Послеобеденные уроки проходили как обычно, а в четверг перед исповедью
нас охватывало такое христианское смирение, что мы обращались к каждому
преподавателю с просьбой «простить нас, грешниц».
В те годы я страдала малокровием и так сильно уставала от
репетиций школьных спектаклей, что боялась плохо выступить во время
представления. Мама, встревоженная моей худобой, принесла мне
укрепляющего вина. Некоторое время мне удавалось прятать его в своем
шкафчике, то под платком, то в школьной форме. Я давала его пробовать
другим девочкам, и сладкое вино быстро убывало. Однажды мадемуазель
Виршо обнаружила бутылку в моем шкафчике. Она была шокирована моим
«порочным пристрастием». Во время следующего посещения маму попросили
объяснить, в чем дело, в итоге пришли к компромиссу: если врач одобрит,
лечебное вино будет храниться в лазарете и понемногу выдаваться мне
перед едой; в ближайшее же воскресенье меня лишили посещения дома. На
этом инцидент был исчерпан. Тогда я ощущала себя мученицей, но теперь,
по совести говоря, должна признать, что основания для наказания были.

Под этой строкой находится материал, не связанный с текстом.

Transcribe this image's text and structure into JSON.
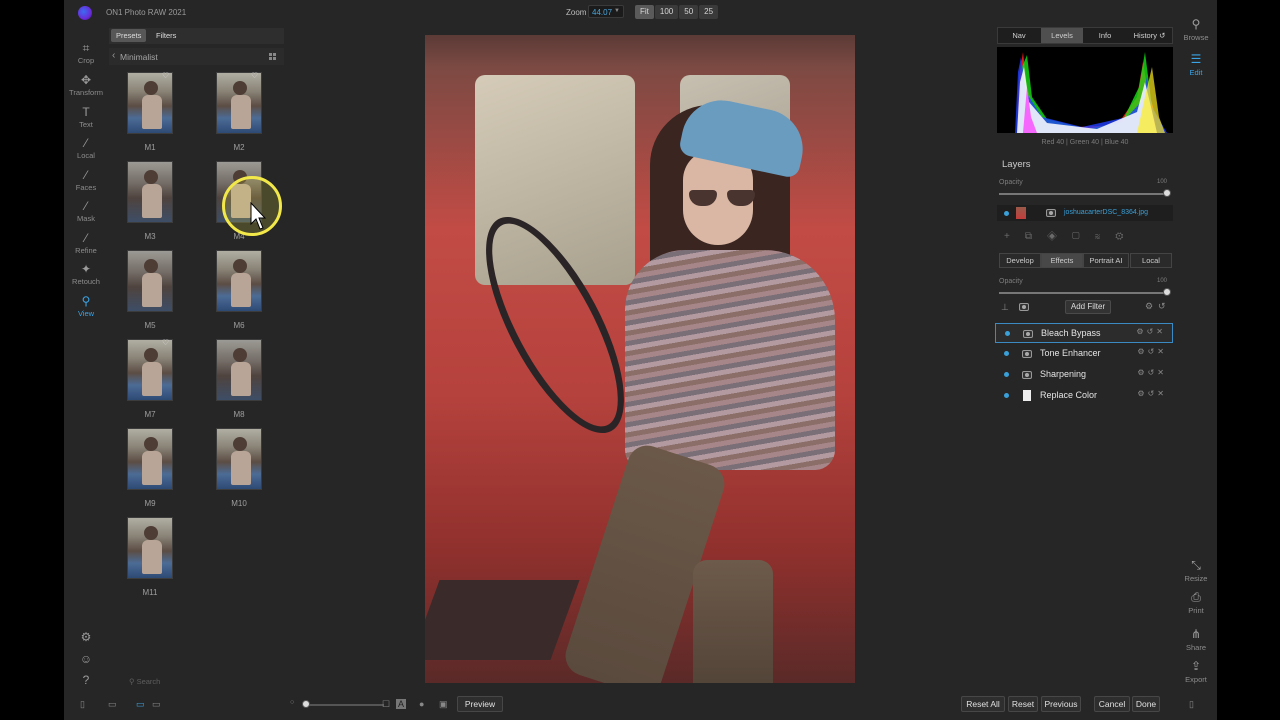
{
  "app": {
    "title": "ON1 Photo RAW 2021"
  },
  "zoom": {
    "label": "Zoom",
    "value": "44.07",
    "buttons": [
      "Fit",
      "100",
      "50",
      "25"
    ],
    "active": "Fit"
  },
  "left_tools": [
    {
      "label": "Crop",
      "icon": "crop-icon"
    },
    {
      "label": "Transform",
      "icon": "transform-icon"
    },
    {
      "label": "Text",
      "icon": "text-icon"
    },
    {
      "label": "Local",
      "icon": "brush-icon"
    },
    {
      "label": "Faces",
      "icon": "faces-icon"
    },
    {
      "label": "Mask",
      "icon": "mask-brush-icon"
    },
    {
      "label": "Refine",
      "icon": "refine-icon"
    },
    {
      "label": "Retouch",
      "icon": "retouch-icon"
    },
    {
      "label": "View",
      "icon": "zoom-icon",
      "active": true
    }
  ],
  "presets_panel": {
    "tabs": [
      "Presets",
      "Filters"
    ],
    "active_tab": "Presets",
    "category": "Minimalist",
    "items": [
      "M1",
      "M2",
      "M3",
      "M4",
      "M5",
      "M6",
      "M7",
      "M8",
      "M9",
      "M10",
      "M11"
    ],
    "favorites": [
      "M1",
      "M2",
      "M7"
    ],
    "search_placeholder": "Search"
  },
  "right_tabs": {
    "items": [
      "Nav",
      "Levels",
      "Info",
      "History"
    ],
    "active": "Levels"
  },
  "histogram": {
    "readout": "Red  40  | Green  40  | Blue  40"
  },
  "layers": {
    "title": "Layers",
    "opacity_label": "Opacity",
    "opacity_value": "100",
    "opacity_fraction": 1.0,
    "layer_name": "joshuacarterDSC_8364.jpg"
  },
  "module_tabs": {
    "items": [
      "Develop",
      "Effects",
      "Portrait AI",
      "Local"
    ],
    "active": "Effects"
  },
  "effects": {
    "opacity_label": "Opacity",
    "opacity_value": "100",
    "opacity_fraction": 1.0,
    "add_filter_label": "Add Filter",
    "filters": [
      "Bleach Bypass",
      "Tone Enhancer",
      "Sharpening",
      "Replace Color"
    ],
    "selected": "Bleach Bypass"
  },
  "right_tools_top": [
    {
      "label": "Browse",
      "icon": "browse-icon"
    },
    {
      "label": "Edit",
      "icon": "sliders-icon",
      "active": true
    }
  ],
  "right_tools_bottom": [
    {
      "label": "Resize",
      "icon": "resize-icon"
    },
    {
      "label": "Print",
      "icon": "print-icon"
    },
    {
      "label": "Share",
      "icon": "share-icon"
    },
    {
      "label": "Export",
      "icon": "export-icon"
    }
  ],
  "bottom_bar": {
    "preview_label": "Preview",
    "buttons": [
      "Reset All",
      "Reset",
      "Previous",
      "Cancel",
      "Done"
    ]
  },
  "colors": {
    "accent": "#3ba4e6",
    "panel": "#262626",
    "cursor_highlight": "#f2e84a"
  }
}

Переодеваясь к уроку танца, мы должны были, гладко зачесав
волосы, убрать их за уши и заколоть. Все попытки уклониться от этой
суровой моды, казавшейся нам столь непривлекательной, у младших
строжайше подавлялись. Старшим позволялось немного взбивать волосы на
макушке, а по достижении пятнадцати лет мы подрезали их спереди
покороче, чтобы они выглядели пышнее. У меня были мягкие, немного
волнистые волосы, по-моему, мне шло, когда они были слегка начесаны на
уши. Но обычно меня отсылали с приказанием убрать эти начесы и вернуться
приглаженной, как мы говорили: «будто корова языком лизала». Поэтому
огромной милостью считалось, когда накануне школьных спектаклей нам
позволялось намочить волосы и заплести их в множество косичек. На
следующее утро все были курчавыми, словно негритянки, но результат нас
вполне удовлетворял.
Сам день спектакля, без уроков и репетиций, казалось, тянулся
бесконечно долго, и мы испытывали огромное облегчение, когда в шесть
часов нас наконец посылали одеваться и гримироваться. Наш грим был
чрезвычайно примитивным: по мазку румян на каждую щеку; пудрой мы не
пользовались, вместо нее нам выдавали куски магнезии, которые мы
дробили, пачкая все вокруг себя, и белили ею руки и шею. Несколько
недель до спектакля я бережно хранила пару парижских танцевальных
туфелек, которые купила мне мама, так как обувь, выдаваемая в училище,
была довольно грубой. Время от времени я примеряла свое сокровище, но
очень осторожно, стараясь не испачкать. Но, когда я надела их перед
спектаклем и сделала несколько шагов, сердце мое замерло: при каждом
прыжке пятки выскальзывали из туфель. Я не знала, что мне делать, и
расплакалась. Однако оказалось, что существует вполне доступное и весьма
эффективное средство, хотя и не слишком элегантное. Его мне
посоветовала старшая ученица, повторявшая в тот момент перед зеркалом
свою партию:
— Поплюй в туфли и не реви.
К классным комнатам примыкал маленький театр, дверь его всегда
была крепко закрыта на засов и висячий замок. Он открывался для нас один
раз в год, в день нашего ежегодного представления. За кулисами было
слишком мало места, и мы ожидали своего выхода в классах. Но все же это
был настоящий театр с рампой и декорациями. Регулярно по субботам им
пользовались учащиеся драматических курсов. Их курсы размещались этажом
выше. По субботам мы часто просили позволения пройти в класс под
предлогом, будто бы нам нужно выполнить какое-то задание, и когда нас
сопровождали туда и оставляли одних, то мы прокрадывались по коридору к
театру, чтобы подслушивать у замочной скважины. Сквозь толстую обшивку
двери не слишком много было слышно — разве что отдельные восклицания в
драматических местах, но все равно мы слушали с огромным волнением.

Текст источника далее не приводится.